Le film va arriver dans combien de temps et comment vous voyez la suite ?

Le film doit sortir en mars-avril. L’intérêt est de partager le film fini en vase clos auprès des partenaires, des gens qui nous ont soutenu. Avant de le sortir en grand public il s’agit de participer à des festivals pour gagner des prix, avoir un retour et voir quelle peut être notre ambition. Après cette année on pourra réfléchir à la diffusion, éventuellement sur Netflix ou sur un site internet personnel selon le degrés de réussite.

Avez-vous un modèle économique qui se dessine suite à cette aventure, un débouché professionnel pour vous ?

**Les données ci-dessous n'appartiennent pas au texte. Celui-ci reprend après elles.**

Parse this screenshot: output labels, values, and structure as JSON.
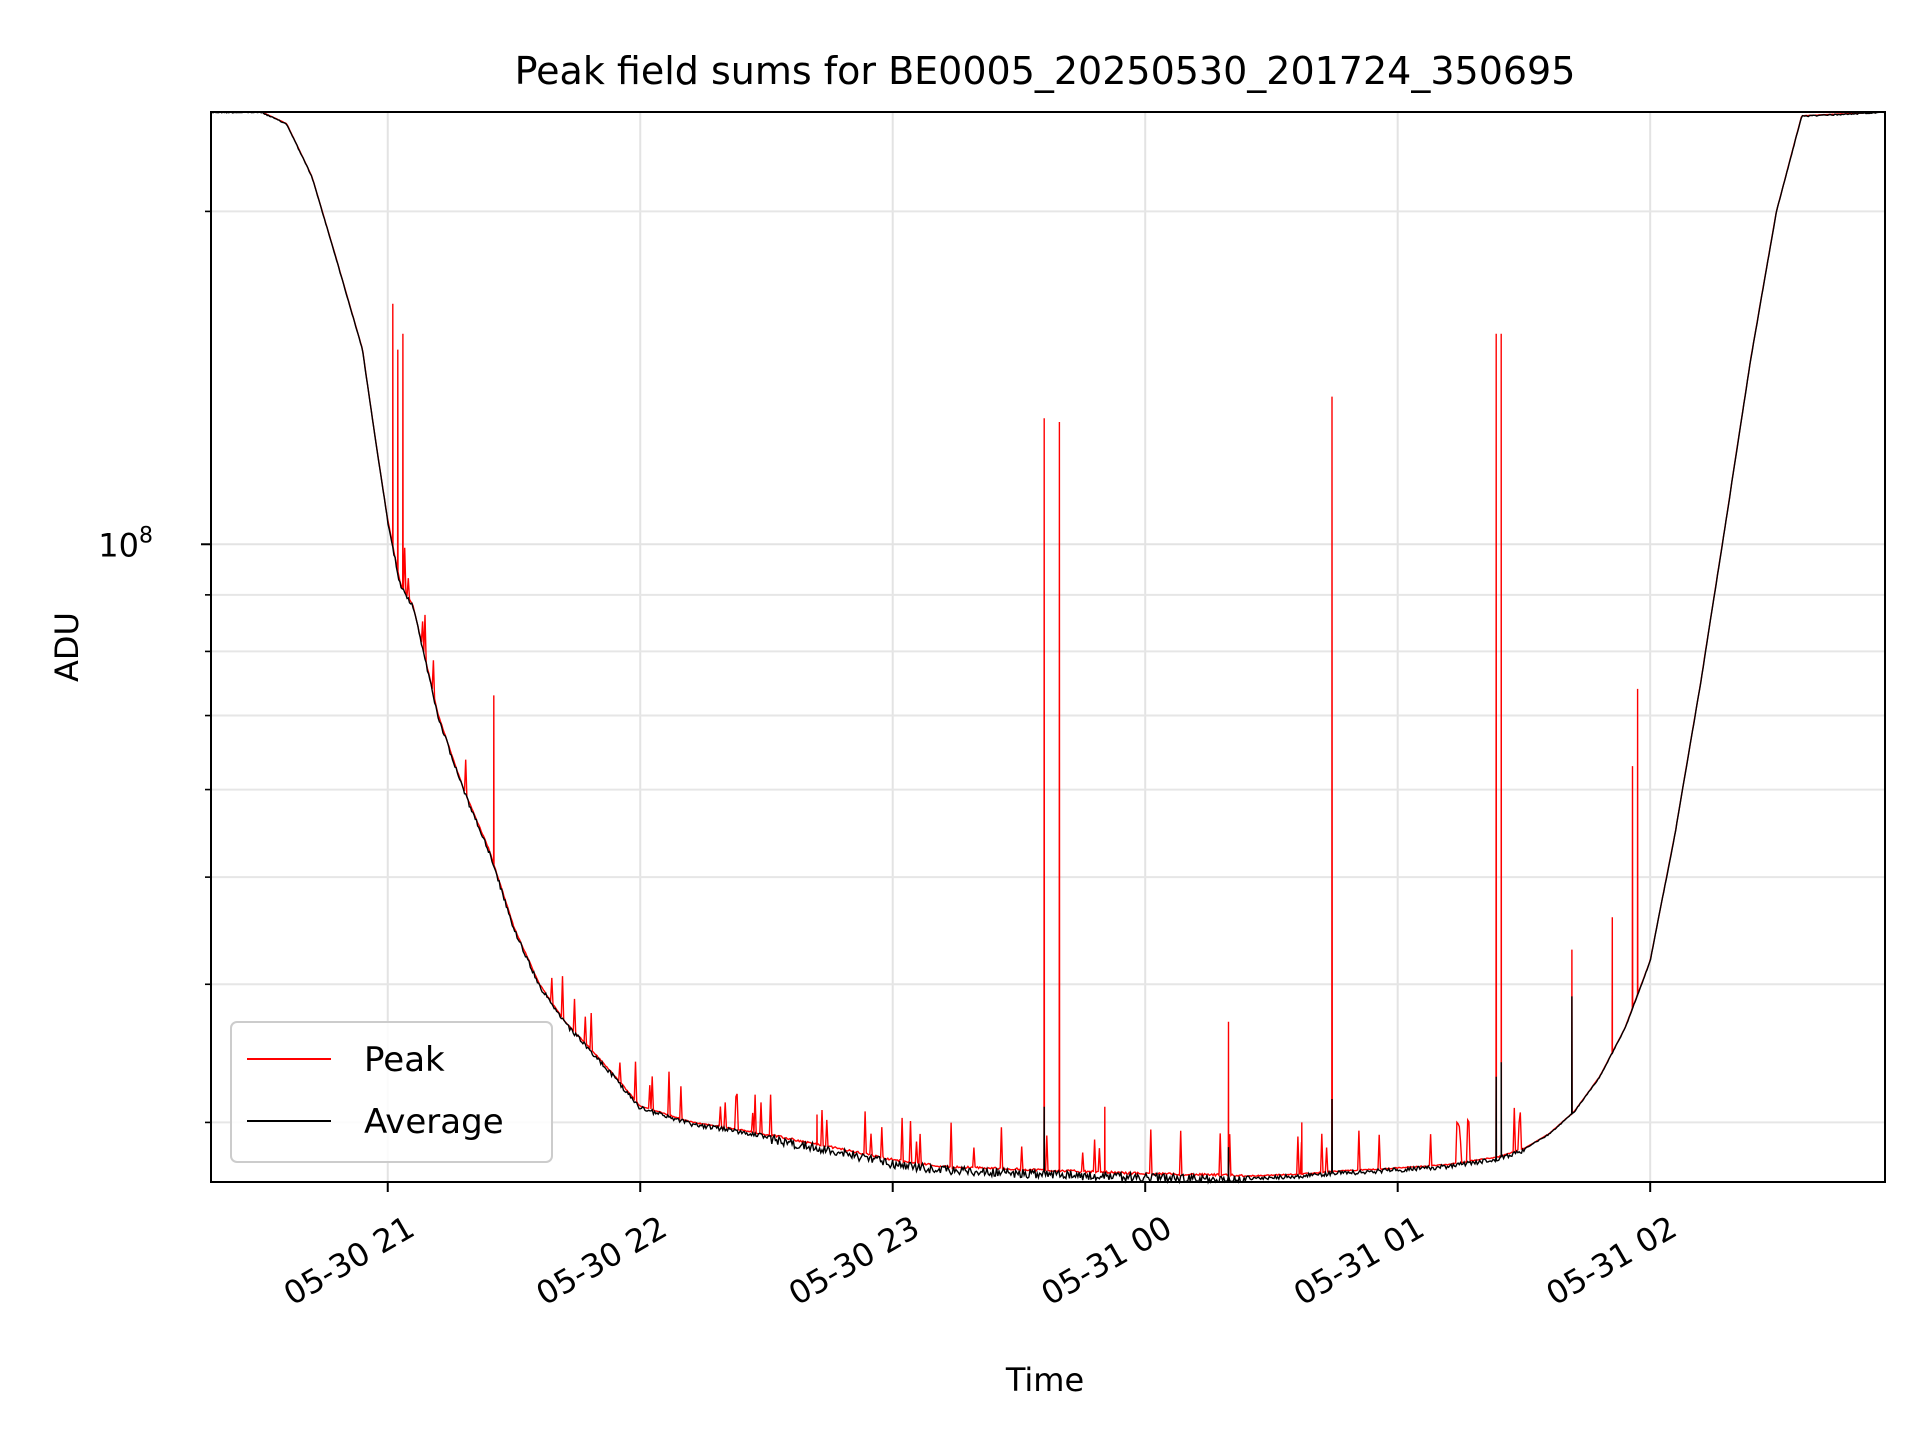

Non, pas vraiment. On est sous forme associative et n’est pas rémunéré pour ça. Mais l’intérêt est de porter le film au moins 5 à 6 ans, c’est la durée de vie d’un film.On parle de film on parle aussi d’outil pédagogique pour sensibiliser les gens. On va le diffuser dans les lycées, les collèges, on fera des ciné-actions avec différentes entreprises et associations pour vraiment sensibiliser les gens sur ces thématiques là. Le but c’est pas vraiment de vendre le film mais de le partager au plus grand nombre.


Qu’est-ce que la formation chez ACT t’a le plus apporté ?

Il y a deux choses. La première c’est la partie technique que je connaissais pas du tout. C’est ce que je venais chercher : prise de vue, prise de son, mouvements de caméra. Et puis anticiper les difficultés sur le tournage, créer un dossier de production, un tas d’élément qui nous ont permis de comprendre la réalisation d’un film avec une vision 360° de la chose. Cela nous a beaucoup aidé. La seconde chose et j’aime bien le répéter, c’était aussi une aventure humaine dans une situation un peu particulière. C’était le premier déconfinement qu’on a vécu avec des personnes qui venaient chercher des choses différentes. On s’est retrouvé pendant plus de deux mois dans la même salle et c’était très intéressant de vivre ça.

Pour finir, que peut-on te souhaiter de mieux ?

Que le film soit à la hauteur de nos ambitions, que les gens l’apprécie et qu’il apporte des questionnements, qu’il ouvre les yeux sur ces sujets.

Et pour 2050 ?

Que la Belle Ville se réalise dans toutes les villes du monde.